Submission to the Finance and Expenditure Committee
Posted April 24, 2024
Summary
- The Salvation Army Te Ope Whakaora welcomes Budget goals to lift real incomes and increase opportunities for all New Zealanders. It is important that Budget 2024 delivers meaningful increases in incomes and opportunities for those facing hardship and those on the margins of our society.
- The current recession is already causing too much harm in the communities where we work and now is not the time to deepen hardship with cuts to crucial social spending. A genuine social investment approach to Budget decisions is needed that links spending with improvements in outcomes like reduced hardship or more affordable housing.

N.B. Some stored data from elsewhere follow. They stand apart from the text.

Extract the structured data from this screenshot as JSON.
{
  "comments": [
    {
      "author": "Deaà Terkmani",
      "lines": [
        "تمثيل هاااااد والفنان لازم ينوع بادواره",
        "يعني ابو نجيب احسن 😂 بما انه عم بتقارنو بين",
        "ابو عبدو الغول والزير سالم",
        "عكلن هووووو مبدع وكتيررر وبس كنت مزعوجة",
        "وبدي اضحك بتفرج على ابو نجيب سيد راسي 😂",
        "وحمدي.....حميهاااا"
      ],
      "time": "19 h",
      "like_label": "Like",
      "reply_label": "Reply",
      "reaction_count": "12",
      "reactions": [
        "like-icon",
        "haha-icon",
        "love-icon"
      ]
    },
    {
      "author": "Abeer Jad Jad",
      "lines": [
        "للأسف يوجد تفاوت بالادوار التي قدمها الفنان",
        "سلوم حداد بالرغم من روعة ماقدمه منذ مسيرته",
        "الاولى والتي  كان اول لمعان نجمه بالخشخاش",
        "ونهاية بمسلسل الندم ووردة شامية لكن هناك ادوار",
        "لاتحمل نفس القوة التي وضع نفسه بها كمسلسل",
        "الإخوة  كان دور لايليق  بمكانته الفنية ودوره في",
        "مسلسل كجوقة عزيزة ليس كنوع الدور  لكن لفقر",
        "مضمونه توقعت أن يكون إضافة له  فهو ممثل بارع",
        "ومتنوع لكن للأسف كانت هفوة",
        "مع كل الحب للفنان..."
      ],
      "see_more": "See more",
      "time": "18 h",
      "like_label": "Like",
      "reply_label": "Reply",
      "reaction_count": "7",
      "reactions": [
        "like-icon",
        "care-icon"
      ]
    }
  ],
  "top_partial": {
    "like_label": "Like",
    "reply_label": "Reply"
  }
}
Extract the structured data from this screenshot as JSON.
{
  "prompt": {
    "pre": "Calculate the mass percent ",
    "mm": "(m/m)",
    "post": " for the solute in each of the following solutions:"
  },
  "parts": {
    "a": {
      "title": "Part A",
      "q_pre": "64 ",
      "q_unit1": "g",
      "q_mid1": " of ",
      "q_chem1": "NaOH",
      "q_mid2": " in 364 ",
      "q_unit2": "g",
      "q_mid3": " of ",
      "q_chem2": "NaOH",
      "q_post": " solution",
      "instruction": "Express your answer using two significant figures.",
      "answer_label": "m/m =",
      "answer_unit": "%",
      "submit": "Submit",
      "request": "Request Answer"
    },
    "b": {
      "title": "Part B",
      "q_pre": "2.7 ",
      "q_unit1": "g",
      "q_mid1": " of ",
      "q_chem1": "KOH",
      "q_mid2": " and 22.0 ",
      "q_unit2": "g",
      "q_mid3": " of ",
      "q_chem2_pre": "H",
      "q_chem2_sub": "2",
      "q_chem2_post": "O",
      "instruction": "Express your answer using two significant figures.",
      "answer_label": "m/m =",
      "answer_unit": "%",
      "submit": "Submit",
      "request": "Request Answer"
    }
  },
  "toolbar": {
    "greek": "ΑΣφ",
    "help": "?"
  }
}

- Improving overall outcomes and reducing the sustained disparities Māori experience must be a focus for the Budget. We urge the continued use of He Ara Waiora as an important framework to measure overall changes in outcomes from Te Ao Māori perspective.
- A government spending target of 30 percent of GDP lacks an evidence base. Comparisons with other wealthy countries suggest higher levels of government spending are needed to achieve better outcomes. Higher levels of spending can be supported by widening the tax base to include taxes on capital gains or other forms of wealth taxes.
- The nine Public Service Targets recently announced need to be funded through Budget allocations that genuinely resource social change in areas such as employment, school attendance, youth crime, violence, and homelessness.
- Other areas not included in the Targets must also be seen as priorities: mental health and addictions, prison remand and reintegration, problem debt and financial hardship are examples from the work of The Salvation Army that need Budget investment.
- Child poverty reduction needs continued priority to achieve government targets and the Budget needs to include a plausible plan to achieve them. In the face of rising food insecurity, this must include continued funding to core food security initiatives such as the Ka Ora, Ka Ako Healthy School Lunches programme and the New Zealand Food Network.